Galileo Chini, artista poliedrico tra i pionieri del Liberty in Italia, è considerato tra i primi inventori della ceramica moderna italiana. Il MIC- Museo internazionale delle Ceramiche in Faenza lo celebra con una grande mostra  visitabile fino al 14 maggio 2023. Sono circa circa trecento pezzi tra ceramiche (tra cui inediti) e disegni preparatori  -otto sezioni- a documentare le varie fasi di attività delle due manifatture fondate da Galileo Chini: “L’Arte della Ceramica”, istituita a Firenze nel 1896 e le “Fornaci San Lorenzo” aperte nel 1906 a Borgo San Lorenzo, nel Mugello, vicino a Firenze, di cui Galileo fu il direttore artistico. Le ceramiche della Manifattura conquistarono fama per le loro raffinate decorazioni in principio ispirate a motivi floreali di gusto Liberty e a figure femminili di influenza botticelliana, poi caratterizzate dalla copertura a lustri metallici, da sintesi decorative e da una varia gamma di grès.

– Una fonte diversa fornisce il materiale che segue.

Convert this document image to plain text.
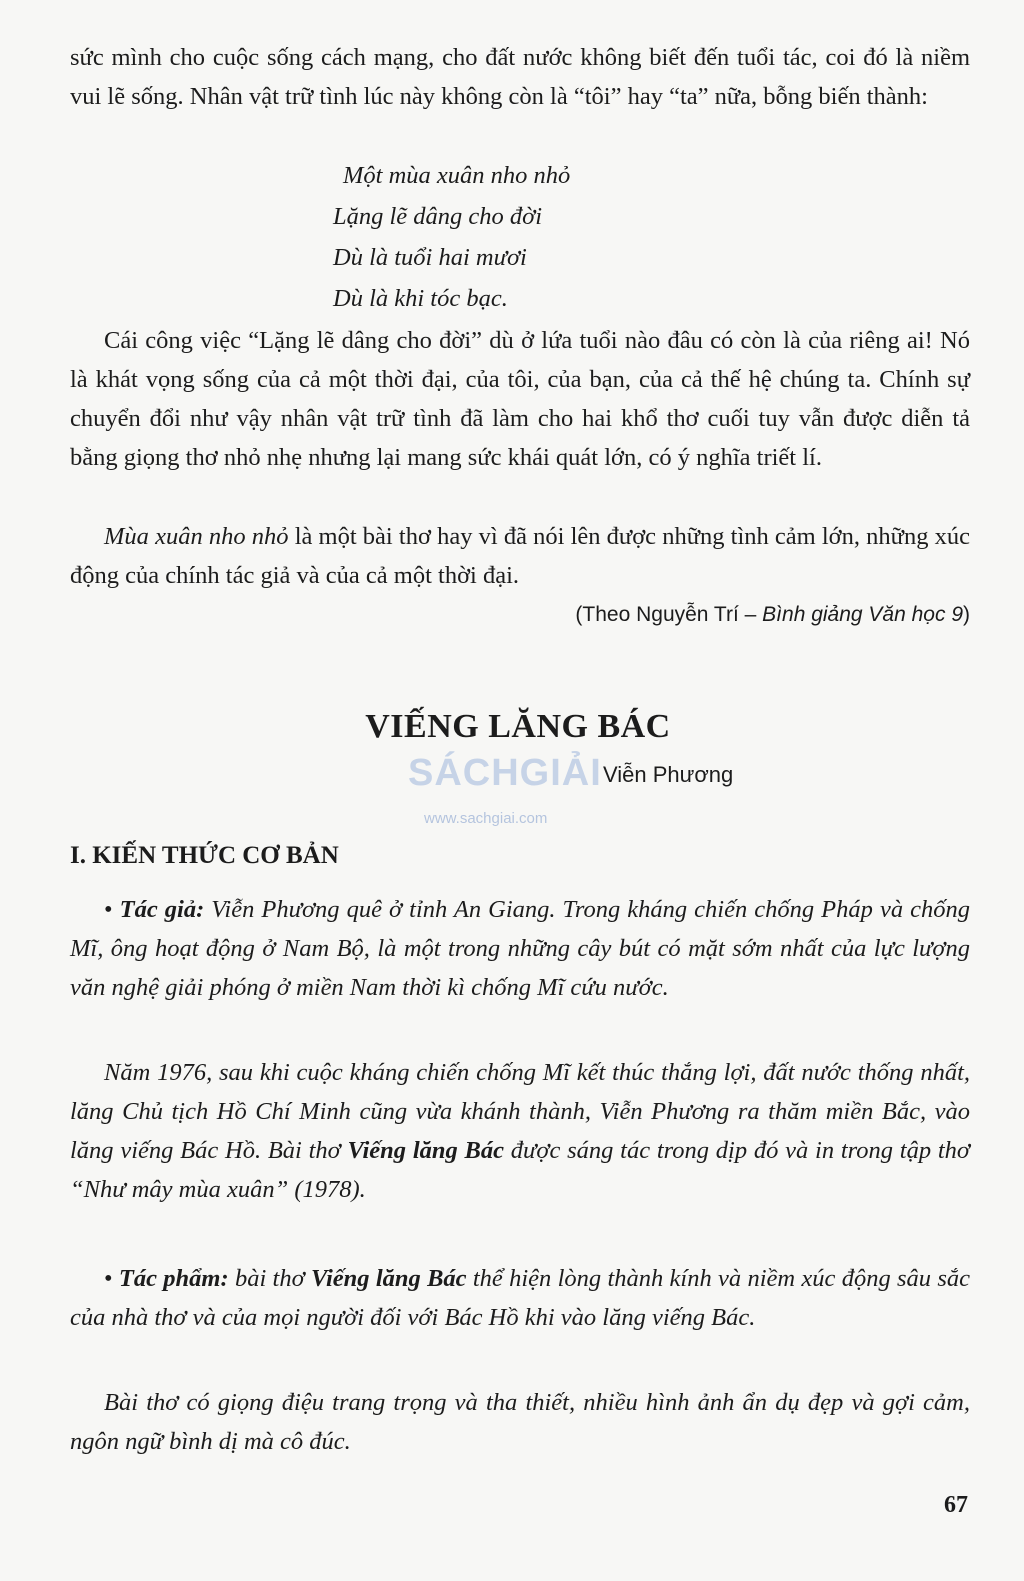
sức mình cho cuộc sống cách mạng, cho đất nước không biết đến tuổi tác, coi đó là niềm vui lẽ sống. Nhân vật trữ tình lúc này không còn là “tôi” hay “ta” nữa, bỗng biến thành:
Một mùa xuân nho nhỏ
Lặng lẽ dâng cho đời
Dù là tuổi hai mươi
Dù là khi tóc bạc.
Cái công việc “Lặng lẽ dâng cho đời” dù ở lứa tuổi nào đâu có còn là của riêng ai! Nó là khát vọng sống của cả một thời đại, của tôi, của bạn, của cả thế hệ chúng ta. Chính sự chuyển đổi như vậy nhân vật trữ tình đã làm cho hai khổ thơ cuối tuy vẫn được diễn tả bằng giọng thơ nhỏ nhẹ nhưng lại mang sức khái quát lớn, có ý nghĩa triết lí.
Mùa xuân nho nhỏ là một bài thơ hay vì đã nói lên được những tình cảm lớn, những xúc động của chính tác giả và của cả một thời đại.
(Theo Nguyễn Trí – Bình giảng Văn học 9)
VIẾNG LĂNG BÁC
SÁCHGIẢI
www.sachgiai.com
Viễn Phương
I. KIẾN THỨC CƠ BẢN
• Tác giả: Viễn Phương quê ở tỉnh An Giang. Trong kháng chiến chống Pháp và chống Mĩ, ông hoạt động ở Nam Bộ, là một trong những cây bút có mặt sớm nhất của lực lượng văn nghệ giải phóng ở miền Nam thời kì chống Mĩ cứu nước.
Năm 1976, sau khi cuộc kháng chiến chống Mĩ kết thúc thắng lợi, đất nước thống nhất, lăng Chủ tịch Hồ Chí Minh cũng vừa khánh thành, Viễn Phương ra thăm miền Bắc, vào lăng viếng Bác Hồ. Bài thơ Viếng lăng Bác được sáng tác trong dịp đó và in trong tập thơ “Như mây mùa xuân” (1978).
• Tác phẩm: bài thơ Viếng lăng Bác thể hiện lòng thành kính và niềm xúc động sâu sắc của nhà thơ và của mọi người đối với Bác Hồ khi vào lăng viếng Bác.
Bài thơ có giọng điệu trang trọng và tha thiết, nhiều hình ảnh ẩn dụ đẹp và gợi cảm, ngôn ngữ bình dị mà cô đúc.
67
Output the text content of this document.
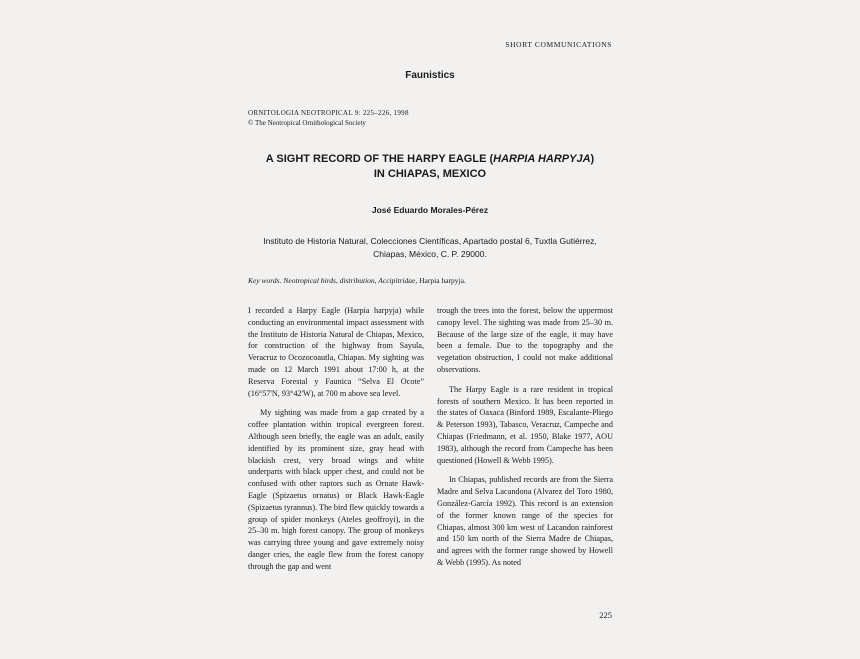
SHORT COMMUNICATIONS
Faunistics
ORNITOLOGIA NEOTROPICAL 9: 225–226, 1998
© The Neotropical Ornithological Society
A SIGHT RECORD OF THE HARPY EAGLE (HARPIA HARPYJA)
IN CHIAPAS, MEXICO
José Eduardo Morales-Pérez
Instituto de Historia Natural, Colecciones Científicas, Apartado postal 6, Tuxtla Gutiérrez,
Chiapas, México, C. P. 29000.
Key words. Neotropical birds, distribution, Accipitridae, Harpia harpyja.

I recorded a Harpy Eagle (Harpia harpyja) while conducting an environmental impact assessment with the Instituto de Historia Natural de Chiapas, Mexico, for construction of the highway from Sayula, Veracruz to Ocozocoautla, Chiapas. My sighting was made on 12 March 1991 about 17:00 h, at the Reserva Forestal y Faunica “Selva El Ocote” (16°57'N, 93°42'W), at 700 m above sea level.

My sighting was made from a gap created by a coffee plantation within tropical evergreen forest. Although seen briefly, the eagle was an adult, easily identified by its prominent size, gray head with blackish crest, very broad wings and white underparts with black upper chest, and could not be confused with other raptors such as Ornate Hawk-Eagle (Spizaetus ornatus) or Black Hawk-Eagle (Spizaetus tyrannus). The bird flew quickly towards a group of spider monkeys (Ateles geoffroyi), in the 25–30 m. high forest canopy. The group of monkeys was carrying three young and gave extremely noisy danger cries, the eagle flew from the forest canopy through the gap and went

trough the trees into the forest, below the uppermost canopy level. The sighting was made from 25–30 m. Because of the large size of the eagle, it may have been a female. Due to the topography and the vegetation obstruction, I could not make additional observations.

The Harpy Eagle is a rare resident in tropical forests of southern Mexico. It has been reported in the states of Oaxaca (Binford 1989, Escalante-Pliego & Peterson 1993), Tabasco, Veracruz, Campeche and Chiapas (Friedmann, et al. 1950, Blake 1977, AOU 1983), although the record from Campeche has been questioned (Howell & Webb 1995).

In Chiapas, published records are from the Sierra Madre and Selva Lacandona (Alvarez del Toro 1980, González-García 1992). This record is an extension of the former known range of the species for Chiapas, almost 300 km west of Lacandon rainforest and 150 km north of the Sierra Madre de Chiapas, and agrees with the former range showed by Howell & Webb (1995). As noted

225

Chini è stato un artista poliedrico, aggiornatissimo sui gusti e le tendenze europee dell’epoca. Dipinge nature morte, bellissimi paesaggi della sua Versilia, ritratti e ambienti che richiamano la sua esperienza a Bangkok, dove fu ospite del re del Siam proprio per decorare la residenza reale e nel 1909 dipinge la cupola del vestibolo del Padiglione Centrale della Biennale di Venezia. Si dedica con passione all’arte della ceramica con una produzione personalissima e intraprende colossali imprese di ceramica applicata all’architettura come nelle terme di Salsomaggiore, di cui nel 2023 ricorre il centenario della fondazione.

La mostra, curata da Claudia Casali e Valerio Terraroli, è legata a doppio filo con il MIC e le sue origini. Galileo Chini fu chiamato a decorare i locali deputati alle arti dell’Esposizione Torricelliana di Faenza nel 1908, da cui prese avvio la fondazione del Museo Internazionale delle Ceramiche. Un primo nucleo di opere venne donato da lui stesso alla città di Faenza, per il costituendo museo. Purtroppo queste andarono perse durante la seconda Guerra mondiale, ma molte altre furono donate dalla Manifattura Chini negli anni successivi.

“Galileo Chini impersona emblematicamente quel passaggio epocale dalla tradizione storica alla modernità – spiega Valerio Terraroli – tra l’eredità di un alto artigianato artistico e l’inevitabile necessità di confrontarsi con un mercato nazionale e internazionale alla ricerca spasmodica di novità. Chini appartiene a quella generazione che deve fare i conti con una serie di radicali cambiamenti che pongono all’attenzione del dibattito critico contemporaneo la questione del rapporto tra arte e industria”.

Prendendo ispirazione dal modernismo internazionale, sull’onda del movimento delle Arts & Crafts inglesi di William Morris, nel 1987 Galileo Chini, insieme a Giovanni Montelatici, Vittorio Giunti e Giovanni Vannuzzi fonda a Firenze la manifattura L’arte della ceramica consapevole che era ormai “l’epoca del Liberty e bisognava assimilare a questo stile anche il soprammobile”. Le ceramiche della Manifattura, che sapevano coniugare la tradizione alla modernità, conquistarono da subito premi e fama per le loro raffinate decorazioni da principio ispirate a motivi floreali di gusto Liberty e a figure femminili di influenza rinascimentale, poi caratterizzate dalla tecnica a lustri metallici, da sintesi decorative e da una varia gamma di grès. La visita della mostra suggerisce anche un percorso geografico alla scoperta delle decorazioni architettoniche della manifattura Chini a Salsomaggiore, Castrocaro, Borgo San Lorenzo, Montecatini Terme, in un progetto di rete volto a valorizzare il lavoro complesso e articolato di questo straordinario artefice.

Il ricco catalogo, con quasi 300 immagini, che si si avvale dei contributi critici dei curatori e documenta non solo le opere esposte, ma approfondisce il contesto legato alle esposizioni internazionali, ai progetti architettonici, alla produzione di vetri e ferri battuti, alle Biennali di Venezia.

La mostra è resa possibile grazie al sostegno di MiC – Direzione generale, educazione, ricerca e istituti culturali, Regione Emilia-Romagna, Fondazione Cassa di Risparmio di Ravenna, Comune di Faenza, Unione della Romagna Faentina.